Measures LAN Must Take For TAM Takeover
Chile's antitrust tribunal on Wednesday approved LAN Airlines' takeover of Brazilian carrier TAM. The merged airline must comply with a host of mitigation measures. Here are a few of the measures the tribunal has asked LAN to comply with for the merger to be approved:
The TDLC has requested the merged airline approve so-called "interline" agreements with other airlines interested in operating the key routes of Santiago to Sao Paulo, Santiago to Rio de Janeiro and potentially Santiago to Asuncion.

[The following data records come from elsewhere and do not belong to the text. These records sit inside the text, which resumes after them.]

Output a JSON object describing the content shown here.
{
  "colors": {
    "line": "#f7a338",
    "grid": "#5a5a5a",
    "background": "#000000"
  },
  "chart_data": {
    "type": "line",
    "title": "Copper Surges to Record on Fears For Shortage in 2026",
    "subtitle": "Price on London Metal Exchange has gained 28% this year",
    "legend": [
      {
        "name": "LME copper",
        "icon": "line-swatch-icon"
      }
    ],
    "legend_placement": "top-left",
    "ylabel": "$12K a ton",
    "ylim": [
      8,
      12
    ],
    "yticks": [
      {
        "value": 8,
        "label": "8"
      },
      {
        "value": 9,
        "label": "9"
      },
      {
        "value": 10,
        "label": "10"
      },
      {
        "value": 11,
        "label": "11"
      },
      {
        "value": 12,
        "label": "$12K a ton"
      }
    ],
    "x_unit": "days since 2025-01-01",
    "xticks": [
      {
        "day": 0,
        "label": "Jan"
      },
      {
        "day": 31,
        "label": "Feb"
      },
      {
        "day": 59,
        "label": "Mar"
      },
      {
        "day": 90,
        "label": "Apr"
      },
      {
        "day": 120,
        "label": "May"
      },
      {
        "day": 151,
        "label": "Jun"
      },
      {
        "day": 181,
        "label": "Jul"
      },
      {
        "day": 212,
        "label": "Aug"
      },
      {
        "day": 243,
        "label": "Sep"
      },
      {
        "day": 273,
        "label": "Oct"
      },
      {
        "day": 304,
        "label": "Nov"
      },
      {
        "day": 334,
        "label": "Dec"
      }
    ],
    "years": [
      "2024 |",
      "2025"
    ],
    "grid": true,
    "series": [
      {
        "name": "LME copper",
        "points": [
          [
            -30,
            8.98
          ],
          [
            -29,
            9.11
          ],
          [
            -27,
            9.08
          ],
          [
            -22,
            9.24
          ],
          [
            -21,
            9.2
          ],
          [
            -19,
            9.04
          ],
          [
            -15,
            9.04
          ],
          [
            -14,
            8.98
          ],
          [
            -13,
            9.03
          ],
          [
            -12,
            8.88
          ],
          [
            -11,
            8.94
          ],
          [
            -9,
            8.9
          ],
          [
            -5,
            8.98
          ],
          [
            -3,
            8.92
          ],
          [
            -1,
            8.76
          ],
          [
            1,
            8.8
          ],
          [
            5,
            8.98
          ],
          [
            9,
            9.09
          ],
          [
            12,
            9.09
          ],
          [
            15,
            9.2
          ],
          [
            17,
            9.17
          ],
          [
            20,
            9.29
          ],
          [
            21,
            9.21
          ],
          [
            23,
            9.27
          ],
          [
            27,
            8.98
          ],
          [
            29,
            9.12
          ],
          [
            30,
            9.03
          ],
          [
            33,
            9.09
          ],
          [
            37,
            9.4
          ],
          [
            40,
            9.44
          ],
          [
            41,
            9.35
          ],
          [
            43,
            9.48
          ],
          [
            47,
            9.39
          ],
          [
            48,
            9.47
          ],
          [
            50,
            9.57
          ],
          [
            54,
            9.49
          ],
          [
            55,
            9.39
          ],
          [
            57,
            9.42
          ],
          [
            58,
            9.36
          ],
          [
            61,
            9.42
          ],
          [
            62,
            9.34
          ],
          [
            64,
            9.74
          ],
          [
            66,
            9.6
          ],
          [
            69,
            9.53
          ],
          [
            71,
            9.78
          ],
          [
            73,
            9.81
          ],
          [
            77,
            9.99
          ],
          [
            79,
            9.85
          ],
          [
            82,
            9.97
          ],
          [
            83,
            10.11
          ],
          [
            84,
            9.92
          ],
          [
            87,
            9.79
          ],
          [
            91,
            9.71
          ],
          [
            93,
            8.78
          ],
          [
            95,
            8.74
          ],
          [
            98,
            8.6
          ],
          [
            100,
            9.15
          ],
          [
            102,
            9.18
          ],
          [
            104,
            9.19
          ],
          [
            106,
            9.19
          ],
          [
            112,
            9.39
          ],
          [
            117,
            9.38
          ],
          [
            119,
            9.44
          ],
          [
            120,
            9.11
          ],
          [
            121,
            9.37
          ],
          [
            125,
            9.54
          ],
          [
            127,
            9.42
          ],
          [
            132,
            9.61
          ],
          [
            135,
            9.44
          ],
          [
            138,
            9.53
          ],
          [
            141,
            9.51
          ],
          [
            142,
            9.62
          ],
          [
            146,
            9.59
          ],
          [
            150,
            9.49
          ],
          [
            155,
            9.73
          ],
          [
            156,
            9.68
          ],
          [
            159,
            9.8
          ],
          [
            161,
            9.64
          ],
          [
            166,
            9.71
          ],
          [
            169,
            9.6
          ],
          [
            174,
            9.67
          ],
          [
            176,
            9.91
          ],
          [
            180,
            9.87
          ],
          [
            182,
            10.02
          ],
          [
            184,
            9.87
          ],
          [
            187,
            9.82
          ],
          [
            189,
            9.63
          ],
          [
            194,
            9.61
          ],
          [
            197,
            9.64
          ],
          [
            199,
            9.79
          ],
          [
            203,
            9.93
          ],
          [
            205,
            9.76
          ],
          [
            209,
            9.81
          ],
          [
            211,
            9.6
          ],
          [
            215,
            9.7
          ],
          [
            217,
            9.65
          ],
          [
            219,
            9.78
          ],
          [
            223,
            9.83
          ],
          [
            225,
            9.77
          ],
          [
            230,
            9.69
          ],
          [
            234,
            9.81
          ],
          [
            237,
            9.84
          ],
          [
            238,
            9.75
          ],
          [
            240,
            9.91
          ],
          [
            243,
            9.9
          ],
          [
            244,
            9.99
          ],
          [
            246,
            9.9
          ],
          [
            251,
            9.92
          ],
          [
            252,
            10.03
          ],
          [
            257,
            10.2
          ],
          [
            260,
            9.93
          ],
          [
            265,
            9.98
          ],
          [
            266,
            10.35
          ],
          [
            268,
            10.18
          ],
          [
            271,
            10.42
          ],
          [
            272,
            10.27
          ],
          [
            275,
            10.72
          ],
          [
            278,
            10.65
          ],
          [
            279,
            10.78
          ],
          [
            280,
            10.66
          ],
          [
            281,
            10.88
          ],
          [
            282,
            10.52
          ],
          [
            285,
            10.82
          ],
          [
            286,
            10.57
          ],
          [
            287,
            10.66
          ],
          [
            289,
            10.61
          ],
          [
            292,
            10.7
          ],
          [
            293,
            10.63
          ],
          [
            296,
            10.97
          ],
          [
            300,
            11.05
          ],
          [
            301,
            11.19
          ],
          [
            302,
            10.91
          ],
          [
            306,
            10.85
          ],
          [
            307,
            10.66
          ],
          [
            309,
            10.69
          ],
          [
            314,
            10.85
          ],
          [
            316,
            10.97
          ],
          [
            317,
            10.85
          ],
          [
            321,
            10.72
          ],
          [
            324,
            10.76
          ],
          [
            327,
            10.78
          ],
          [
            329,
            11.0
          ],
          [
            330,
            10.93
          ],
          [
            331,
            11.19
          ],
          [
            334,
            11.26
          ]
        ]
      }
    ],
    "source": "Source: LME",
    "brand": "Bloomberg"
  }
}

The regulator also would prohibit the new LATAM Airlines Group from increasing its number of monthly seats on the Santiago to Sao Paulo route within 15 minutes of slots ceded to competing airlines. Additionally, LAN has been asked to cede four of its flights to Lima to other Chilean airlines. Chile's regulator has also requested that LAN facilitate the entry of non-Chilean airlines into the domestic market.
LAN would have to cede four pairs of daily slots at Sao Paulo's Guarulhos airport to other carriers interested in launching flights or increasing their operations on the Santiago to Sao Paulo route, the TDLC has ruled. The regulator has also asked LAN to facilitate other airlines' access to Sao Paulo's Guarulhos airport and Santiago's Arturo Merino Benitez airport.
LAN or TAM would have to renounce at least one of the two global alliances to which they currently belong, according to the regulator's ruling. The merged airline would also have to end or revise its agreements with airlines that don't participate in the same alliances on some indicated routes.
Passengers flying on other carriers would have to be able to accumulate LATAM frequent flyer miles, according to TDLC guidelines.
The merged airline would not be able to give incentives or commissions to travel agents or distributors to boost sales.
LAN would have to modify its auto-regulation plan according to the TDLC's resolution.
TICKET AND CARGO PRICES
LAN and TAM would not be able to increase cargo prices or ticket fares on the Santiago to Sao Paulo and Santiago to Rio de Janeiro routes until they had ceded four pairs of daily slots at Sao Paulo's Guarulhos airport.
The merged LATAM Airlines would have to maintain at least 12 directly operated return flights to the United States each week from Chile as well as seven direct daily return flights to Europe until it had ceded the four pairs of daily slots at Guarulhos.